- the weekly swarm
- Posts
- Why Data Science Failed
Why Data Science Failed
The Lessons We Learned From the Collapse
There's nothing artificial about this intelligence
Meet HoneyBook—the AI-powered platform here to make every client relationship more productive and prosperous.
With HoneyBook, you can attract leads, manage clients, book meetings, sign contracts, and get paid.
Plus, HoneyBook AI tool summarizes project details, generates email drafts, takes meeting notes, predicts high-value leads, and more.
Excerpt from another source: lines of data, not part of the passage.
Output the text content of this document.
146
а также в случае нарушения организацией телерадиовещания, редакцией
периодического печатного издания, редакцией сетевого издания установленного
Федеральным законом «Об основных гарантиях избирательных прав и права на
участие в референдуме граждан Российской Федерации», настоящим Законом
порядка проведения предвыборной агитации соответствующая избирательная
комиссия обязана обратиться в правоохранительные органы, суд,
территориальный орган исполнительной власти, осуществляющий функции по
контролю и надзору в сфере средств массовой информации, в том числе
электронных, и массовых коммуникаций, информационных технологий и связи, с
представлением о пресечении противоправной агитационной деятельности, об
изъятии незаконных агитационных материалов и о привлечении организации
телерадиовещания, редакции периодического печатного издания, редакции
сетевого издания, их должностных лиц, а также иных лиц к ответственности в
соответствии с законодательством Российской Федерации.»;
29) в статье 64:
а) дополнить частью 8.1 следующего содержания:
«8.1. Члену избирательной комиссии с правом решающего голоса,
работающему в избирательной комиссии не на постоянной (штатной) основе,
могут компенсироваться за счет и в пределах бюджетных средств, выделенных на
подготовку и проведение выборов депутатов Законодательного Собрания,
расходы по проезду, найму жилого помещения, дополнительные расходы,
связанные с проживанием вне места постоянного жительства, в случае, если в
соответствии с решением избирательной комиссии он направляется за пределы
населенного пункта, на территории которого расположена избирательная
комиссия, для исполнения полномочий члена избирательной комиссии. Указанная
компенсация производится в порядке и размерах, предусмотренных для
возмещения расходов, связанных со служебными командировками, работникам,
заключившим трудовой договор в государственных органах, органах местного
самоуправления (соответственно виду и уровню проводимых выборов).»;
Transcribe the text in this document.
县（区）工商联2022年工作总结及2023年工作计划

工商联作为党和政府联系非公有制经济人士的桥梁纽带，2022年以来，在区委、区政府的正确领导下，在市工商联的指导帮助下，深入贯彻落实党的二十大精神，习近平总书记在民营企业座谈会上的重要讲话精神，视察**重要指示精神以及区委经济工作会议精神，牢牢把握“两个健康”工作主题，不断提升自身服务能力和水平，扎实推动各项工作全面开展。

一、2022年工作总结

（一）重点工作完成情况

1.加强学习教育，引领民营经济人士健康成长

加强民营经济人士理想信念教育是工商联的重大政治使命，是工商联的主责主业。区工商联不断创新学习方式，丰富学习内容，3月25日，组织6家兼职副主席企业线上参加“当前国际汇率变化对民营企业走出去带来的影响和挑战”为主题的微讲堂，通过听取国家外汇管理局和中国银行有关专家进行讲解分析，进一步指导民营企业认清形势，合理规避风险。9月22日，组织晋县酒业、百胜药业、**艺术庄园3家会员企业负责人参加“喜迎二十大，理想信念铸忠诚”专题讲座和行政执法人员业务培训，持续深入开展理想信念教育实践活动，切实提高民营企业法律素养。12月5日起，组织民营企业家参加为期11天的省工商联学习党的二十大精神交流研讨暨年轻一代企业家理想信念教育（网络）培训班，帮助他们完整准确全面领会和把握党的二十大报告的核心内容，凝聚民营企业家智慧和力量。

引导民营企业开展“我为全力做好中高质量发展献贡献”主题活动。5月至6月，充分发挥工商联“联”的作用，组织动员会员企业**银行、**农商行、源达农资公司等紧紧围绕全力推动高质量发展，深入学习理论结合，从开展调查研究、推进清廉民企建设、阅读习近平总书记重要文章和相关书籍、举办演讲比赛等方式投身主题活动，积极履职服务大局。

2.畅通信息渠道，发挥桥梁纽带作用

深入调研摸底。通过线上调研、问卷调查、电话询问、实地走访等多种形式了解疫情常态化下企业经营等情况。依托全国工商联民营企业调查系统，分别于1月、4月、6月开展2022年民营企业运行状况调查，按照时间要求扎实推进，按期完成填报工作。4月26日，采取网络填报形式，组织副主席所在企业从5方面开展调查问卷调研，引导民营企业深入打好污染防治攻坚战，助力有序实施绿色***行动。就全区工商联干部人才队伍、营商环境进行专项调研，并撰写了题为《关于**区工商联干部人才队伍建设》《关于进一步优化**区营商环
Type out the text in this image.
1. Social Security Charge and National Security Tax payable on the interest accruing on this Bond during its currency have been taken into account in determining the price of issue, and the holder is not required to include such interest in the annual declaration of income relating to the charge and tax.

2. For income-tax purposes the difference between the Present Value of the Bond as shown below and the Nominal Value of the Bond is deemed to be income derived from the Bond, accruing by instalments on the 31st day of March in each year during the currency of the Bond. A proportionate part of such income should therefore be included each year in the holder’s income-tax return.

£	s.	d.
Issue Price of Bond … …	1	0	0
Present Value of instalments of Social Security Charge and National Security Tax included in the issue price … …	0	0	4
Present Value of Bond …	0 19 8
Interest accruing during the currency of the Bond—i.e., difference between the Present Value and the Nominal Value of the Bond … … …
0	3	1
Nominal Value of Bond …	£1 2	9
Hello everyone and welcome to my newsletter where I discuss real-world skills needed for the top data jobs. 👏
This week I’m discussing the collapse of the data science role in the real-world. 👀
Not a subscriber? Join the informed. Over 200K people read my content monthly.
Thank you. 🎉
Many people reading this headline will think to themselves, what is this guy talking about, there are thousands of openings for jobs in data science. Yes there are, however; most don’t know the abysmal statistics behind the collapse of this role.
Before we go any further. Let me give you the number. What do you think is the success rate for data science projects in the real-world is? The current estimate is 4%. Yep. Only 4% of data science projects ended up with a published, usable machine learning model. Let’s be honest, even if it’s off a little, that number is shockingly bad.
Only 4% of data science projects ended up with a published, usable machine learning model.
Here’s a definition of each role in the applied space. One is more theoretical, the data scientist, one is more applied, the machine learning engineer.
Data Scientist - Heavy math, many with PhDs, mostly from academia, no real-world data skills and very little to no programming acumen. The statisticians.
Machine Learning Engineer - Very little math. No advanced degrees. Many from other data roles like BI professionals, data engineers or DBAs. The data professionals.
Gartner is a very reputable company who’s been around for a minute. In 2015 Gartner’s Nick Heudecker authored an article that raised a lot of eyebrows. The article was picked up by Forbes. Here’s an excerpt from the Forbes article.

Forbes
My theory on the failure is simple. Companies put theory heavy academics with very little real-world technical acumen in roles they weren’t qualified for. Yes, this is a gross over simplification and there are many variables to digest however; the failure rate for business intelligence projects is only 70%. 🙂
Business intelligence is essentially data mining. Models look through data for patterns. The only real difference is the final result. In machine learning, a model is created that can be used instantly to provide a prediction on new data. In data mining, the data professional needs to hand their findings over to the business. The role has always been the domain of the data professional. Honestly, the numbers here aren’t good. The number Gartner gives is around a 30% success rate. While I consider that abysmal, it’s not 4%.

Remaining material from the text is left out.